Virtual Dining Concepts, LLC
- Company type: Private
- Industry: Virtual restaurants
- Founded: 2020; 5 years ago
- Founder: Robert Earl; Robbie Earl; Trish Giordano;
- Headquarters: Orlando, Florida, United States
- Key people: Robert Earl (president);
- Website: joinvdc.com

= Virtual Dining Concepts =

American virtual restaurant company

Virtual Dining Concepts, LLC (VDC) is an American company specializing in virtual restaurants. It was founded in 2020 and has produced independent concepts and celebrity collaborations. In 2023, VDC was sued by American YouTuber MrBeast, alleging a breach of contract and failing to uphold the quality of the virtual restaurant MrBeast Burger. VDC denied MrBeast's allegations and counter-sued against him.

== History ==
VDC was co-founded by English-American businessman and Planet Hollywood founder Robert Earl, his son Robbie, and Trish Giordano in 2020. Its first CEO and current president was Robert Earl.

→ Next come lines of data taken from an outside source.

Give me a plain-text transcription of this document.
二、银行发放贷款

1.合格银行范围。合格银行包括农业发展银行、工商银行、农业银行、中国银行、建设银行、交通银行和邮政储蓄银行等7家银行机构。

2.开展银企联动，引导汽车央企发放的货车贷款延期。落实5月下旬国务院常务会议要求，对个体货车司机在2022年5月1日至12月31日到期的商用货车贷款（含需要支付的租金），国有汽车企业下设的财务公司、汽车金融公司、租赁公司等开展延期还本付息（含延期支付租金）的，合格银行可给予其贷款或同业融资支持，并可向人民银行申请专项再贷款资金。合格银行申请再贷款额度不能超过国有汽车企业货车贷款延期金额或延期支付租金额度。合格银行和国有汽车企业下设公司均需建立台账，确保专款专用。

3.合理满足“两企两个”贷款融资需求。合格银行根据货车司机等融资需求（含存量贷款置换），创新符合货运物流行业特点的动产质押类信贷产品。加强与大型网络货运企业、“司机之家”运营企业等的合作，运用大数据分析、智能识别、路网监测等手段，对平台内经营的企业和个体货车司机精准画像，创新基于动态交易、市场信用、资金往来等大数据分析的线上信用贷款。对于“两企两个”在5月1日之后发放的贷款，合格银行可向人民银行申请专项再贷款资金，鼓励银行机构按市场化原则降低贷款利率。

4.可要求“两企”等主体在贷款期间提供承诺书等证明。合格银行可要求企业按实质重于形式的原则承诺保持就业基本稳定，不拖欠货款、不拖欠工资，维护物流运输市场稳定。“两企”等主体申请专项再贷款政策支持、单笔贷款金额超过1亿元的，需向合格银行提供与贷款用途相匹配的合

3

In 2022, he was replaced as CEO with former DoorDash enterprise partnerships lead Stephanie Sollers, who stepped down as a board executive in January 2024. Their headquarters are in Orlando, Florida, United States.

== Products ==

VDC has produced concepts such as Wing Squad, P.Za Kitchen, Midtown Salads, and City Burger Co. as well as celebrity collaborations such as FaZe Subs, MrBeast Burger, Pauly D's Italian Subs, Tyga Bites, and NASCAR Refuel.